The program will remain open for a month and will be available only to those who arrived in Greece before Jan. 1.
But even if thousands take up the offer, the announcement appears limited, as tens of thousands of migrants remain in Greece, including more than 40,000 on five islands, including Lesbos and Samos, where they live in squalid conditions.
More than 40,000 people arrived in Greece in the last quarter of 2019, according to U.N. data, most of them by sea.
The plan offered by the European Union and put in place with the International Organization for Migration won’t apply to the thousands of migrants who also reached Greece after Turkey opened its border last month. The move prompted Greek authorities to deploy its military, suspend new asylum applications and even round up and summarily expel migrants.

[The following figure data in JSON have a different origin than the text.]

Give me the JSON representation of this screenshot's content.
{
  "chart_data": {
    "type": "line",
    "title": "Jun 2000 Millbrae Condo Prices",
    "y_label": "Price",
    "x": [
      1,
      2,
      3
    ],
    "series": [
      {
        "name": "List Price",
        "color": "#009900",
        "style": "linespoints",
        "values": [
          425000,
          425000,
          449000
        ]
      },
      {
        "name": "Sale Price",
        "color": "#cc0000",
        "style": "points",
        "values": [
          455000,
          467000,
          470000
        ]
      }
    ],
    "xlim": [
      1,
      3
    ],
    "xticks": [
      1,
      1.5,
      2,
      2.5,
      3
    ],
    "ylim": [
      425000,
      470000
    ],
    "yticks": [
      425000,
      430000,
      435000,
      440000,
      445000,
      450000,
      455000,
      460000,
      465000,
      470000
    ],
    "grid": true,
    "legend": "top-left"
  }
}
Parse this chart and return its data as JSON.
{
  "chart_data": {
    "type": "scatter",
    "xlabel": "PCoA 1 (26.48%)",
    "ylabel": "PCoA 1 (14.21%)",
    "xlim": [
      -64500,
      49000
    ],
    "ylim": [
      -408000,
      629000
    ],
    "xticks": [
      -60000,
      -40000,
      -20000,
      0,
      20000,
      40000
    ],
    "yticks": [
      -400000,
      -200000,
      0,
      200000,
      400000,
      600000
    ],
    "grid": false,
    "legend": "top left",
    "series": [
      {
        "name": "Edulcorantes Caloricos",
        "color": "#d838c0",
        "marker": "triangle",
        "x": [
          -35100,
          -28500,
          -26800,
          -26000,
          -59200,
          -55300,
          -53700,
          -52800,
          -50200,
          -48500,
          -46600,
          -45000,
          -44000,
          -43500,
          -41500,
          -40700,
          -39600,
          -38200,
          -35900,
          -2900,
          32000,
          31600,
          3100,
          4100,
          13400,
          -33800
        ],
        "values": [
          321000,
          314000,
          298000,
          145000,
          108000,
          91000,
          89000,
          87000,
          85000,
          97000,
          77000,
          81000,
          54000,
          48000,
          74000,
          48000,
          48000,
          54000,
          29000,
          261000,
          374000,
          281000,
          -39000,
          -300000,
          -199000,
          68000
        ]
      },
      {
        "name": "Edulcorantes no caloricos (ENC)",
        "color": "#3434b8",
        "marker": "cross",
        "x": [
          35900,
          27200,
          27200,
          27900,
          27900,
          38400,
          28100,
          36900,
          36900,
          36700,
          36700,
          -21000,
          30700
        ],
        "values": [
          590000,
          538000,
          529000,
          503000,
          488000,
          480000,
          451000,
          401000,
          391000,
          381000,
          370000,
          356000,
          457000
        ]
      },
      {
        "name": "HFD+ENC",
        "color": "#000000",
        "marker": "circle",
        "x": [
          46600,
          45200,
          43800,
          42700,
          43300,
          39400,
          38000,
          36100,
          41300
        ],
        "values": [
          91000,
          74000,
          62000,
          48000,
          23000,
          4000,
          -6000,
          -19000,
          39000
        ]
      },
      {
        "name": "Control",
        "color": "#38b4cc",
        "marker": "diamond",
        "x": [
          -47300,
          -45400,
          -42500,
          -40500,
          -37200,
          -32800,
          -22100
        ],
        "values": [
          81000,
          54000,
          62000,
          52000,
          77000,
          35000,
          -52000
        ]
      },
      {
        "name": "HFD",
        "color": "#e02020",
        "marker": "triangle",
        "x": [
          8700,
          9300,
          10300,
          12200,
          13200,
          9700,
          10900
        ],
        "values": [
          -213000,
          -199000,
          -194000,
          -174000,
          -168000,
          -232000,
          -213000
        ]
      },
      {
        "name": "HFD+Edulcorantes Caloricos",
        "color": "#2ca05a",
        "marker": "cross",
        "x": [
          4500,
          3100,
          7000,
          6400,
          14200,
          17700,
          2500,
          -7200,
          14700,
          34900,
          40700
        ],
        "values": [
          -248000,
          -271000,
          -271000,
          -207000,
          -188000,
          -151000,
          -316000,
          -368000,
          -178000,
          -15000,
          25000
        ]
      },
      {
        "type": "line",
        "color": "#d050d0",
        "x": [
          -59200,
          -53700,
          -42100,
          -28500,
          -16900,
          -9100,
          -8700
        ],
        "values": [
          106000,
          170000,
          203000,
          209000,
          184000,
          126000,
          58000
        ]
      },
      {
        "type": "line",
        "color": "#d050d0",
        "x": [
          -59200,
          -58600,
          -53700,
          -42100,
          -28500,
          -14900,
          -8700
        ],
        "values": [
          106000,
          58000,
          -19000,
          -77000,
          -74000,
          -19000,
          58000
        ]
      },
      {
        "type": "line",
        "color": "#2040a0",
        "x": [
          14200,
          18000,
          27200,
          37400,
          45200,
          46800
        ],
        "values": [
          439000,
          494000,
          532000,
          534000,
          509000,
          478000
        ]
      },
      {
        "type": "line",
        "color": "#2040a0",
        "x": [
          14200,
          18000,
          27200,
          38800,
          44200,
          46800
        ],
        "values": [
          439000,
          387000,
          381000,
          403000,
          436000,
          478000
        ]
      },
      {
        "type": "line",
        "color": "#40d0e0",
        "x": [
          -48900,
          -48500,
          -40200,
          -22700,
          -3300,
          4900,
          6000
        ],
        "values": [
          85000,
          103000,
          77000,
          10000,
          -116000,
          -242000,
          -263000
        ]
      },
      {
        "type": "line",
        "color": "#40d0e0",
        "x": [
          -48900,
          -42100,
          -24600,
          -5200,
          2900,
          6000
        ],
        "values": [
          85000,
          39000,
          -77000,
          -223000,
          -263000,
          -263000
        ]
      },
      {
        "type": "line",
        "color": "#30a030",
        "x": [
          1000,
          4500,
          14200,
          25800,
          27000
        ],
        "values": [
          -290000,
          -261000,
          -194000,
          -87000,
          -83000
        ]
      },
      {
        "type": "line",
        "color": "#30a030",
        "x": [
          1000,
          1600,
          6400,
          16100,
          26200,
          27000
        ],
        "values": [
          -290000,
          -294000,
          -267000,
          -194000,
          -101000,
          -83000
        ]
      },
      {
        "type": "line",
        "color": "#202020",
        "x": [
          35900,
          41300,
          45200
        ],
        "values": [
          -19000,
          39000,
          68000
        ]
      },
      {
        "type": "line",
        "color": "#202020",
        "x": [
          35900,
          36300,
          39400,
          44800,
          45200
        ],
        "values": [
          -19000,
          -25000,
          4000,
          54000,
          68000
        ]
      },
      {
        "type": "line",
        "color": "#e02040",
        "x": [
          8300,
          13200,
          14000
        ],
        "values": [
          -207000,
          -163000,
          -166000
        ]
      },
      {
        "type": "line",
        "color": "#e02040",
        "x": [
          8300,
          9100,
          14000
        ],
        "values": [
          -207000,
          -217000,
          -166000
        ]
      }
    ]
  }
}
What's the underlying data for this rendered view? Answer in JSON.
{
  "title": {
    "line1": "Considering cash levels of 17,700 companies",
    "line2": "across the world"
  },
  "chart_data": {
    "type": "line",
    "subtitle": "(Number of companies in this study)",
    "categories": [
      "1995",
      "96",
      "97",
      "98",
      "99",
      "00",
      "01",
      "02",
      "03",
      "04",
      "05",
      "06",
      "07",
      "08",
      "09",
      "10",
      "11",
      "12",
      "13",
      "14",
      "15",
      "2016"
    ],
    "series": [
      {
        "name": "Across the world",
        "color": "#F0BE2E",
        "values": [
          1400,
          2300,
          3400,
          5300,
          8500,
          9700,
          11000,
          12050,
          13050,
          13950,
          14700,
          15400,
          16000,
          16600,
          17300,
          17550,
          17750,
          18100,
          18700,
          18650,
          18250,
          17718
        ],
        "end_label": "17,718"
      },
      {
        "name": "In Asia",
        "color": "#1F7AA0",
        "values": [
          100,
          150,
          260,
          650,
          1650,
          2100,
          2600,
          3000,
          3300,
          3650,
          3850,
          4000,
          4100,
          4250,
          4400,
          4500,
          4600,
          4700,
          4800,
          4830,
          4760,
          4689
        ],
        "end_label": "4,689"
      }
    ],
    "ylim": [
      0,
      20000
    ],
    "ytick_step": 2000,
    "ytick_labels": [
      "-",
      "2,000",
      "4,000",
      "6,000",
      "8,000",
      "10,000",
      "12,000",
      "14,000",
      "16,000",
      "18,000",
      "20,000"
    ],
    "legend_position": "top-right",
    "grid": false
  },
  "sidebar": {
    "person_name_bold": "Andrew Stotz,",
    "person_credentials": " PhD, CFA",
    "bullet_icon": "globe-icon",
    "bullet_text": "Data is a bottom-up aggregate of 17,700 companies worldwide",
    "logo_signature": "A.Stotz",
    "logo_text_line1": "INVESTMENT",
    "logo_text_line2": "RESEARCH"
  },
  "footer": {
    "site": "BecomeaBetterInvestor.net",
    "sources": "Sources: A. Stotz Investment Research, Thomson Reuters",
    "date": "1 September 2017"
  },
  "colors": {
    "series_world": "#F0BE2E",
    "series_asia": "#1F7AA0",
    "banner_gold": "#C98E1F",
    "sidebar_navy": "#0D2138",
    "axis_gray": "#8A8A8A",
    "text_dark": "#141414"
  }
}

The mood among Greek authorities and the country’s citizens over the migrant influx has shifted since 2015, when Greeks showed compassion and generosity as more than 1 million asylum-seekers reached Europe.
On the border islands, like Lesbos, residents have set up roadblocks to prevent migrants from reaching camps, when civilian patrols don’t round them up. Villagers have attacked aid workers and journalists who have been seen as helping migrants.
Although Greek authorities welcomed the announcement Thursday, they have in recent weeks urged the European Union to provide more support, including that other member states handle asylum-seekers directly and process applications so that Greece’s own asylum system doesn’t remain clogged up.
Johansson also said that seven EU countries would relocate 1,600 unaccompanied minors and that Greece would host a conference on children and unaccompanied minors in May.
But she warned officials that Greece should uphold its right to asylum, saying that “we can’t suspend it,” as it is protected by European Union and international law.
Johansson also said she wanted to discuss a detention center whose existence was revealed by The New York Times on Tuesday. “These kind of temporary detentions that they have set up,” she said, according to The Guardian, “is one of the things I would like to know more about.”
The thousands of euros that would be provided to migrants under the voluntary program is nearly five times more than the 370-euro stipend offered by the International Organization for Migration through a return program that began in 2016 and that has benefited thousands.
Earlier this month, the European Union promised 700,000 euros ($780,000) in emergency aid for Greece, which the European Commission’s president, Ursula von der Leyen, called “Europe’s shield.”
The European Union has also sent 160 additional asylum experts to Greece in order to support authorities handling applications.
The newly offered sum would not apply to refugees who fled war-torn countries like Syria but only to migrants whose chances at gaining asylum in Europe are slim. Most of those who have arrived since the beginning of the year came from Syria, Afghanistan, the Democratic Republic of Congo and Iraq, according to data from the U.N. refugee agency.
Voluntary return programs have been well-established mechanisms in several countries across Europe, including Belgium and France, which offers up to 1,850 euros to those who entered the country illegally and wish to return home.
On Thursday, Johansson noted that Greece’s borders were the European Union’s and urged member states to do more.
“When it comes to migration, we are much, much better prepared than in 2015,” she said. “But we’re not well-prepared enough. We’re still lacking a common policy for European migration and asylum.”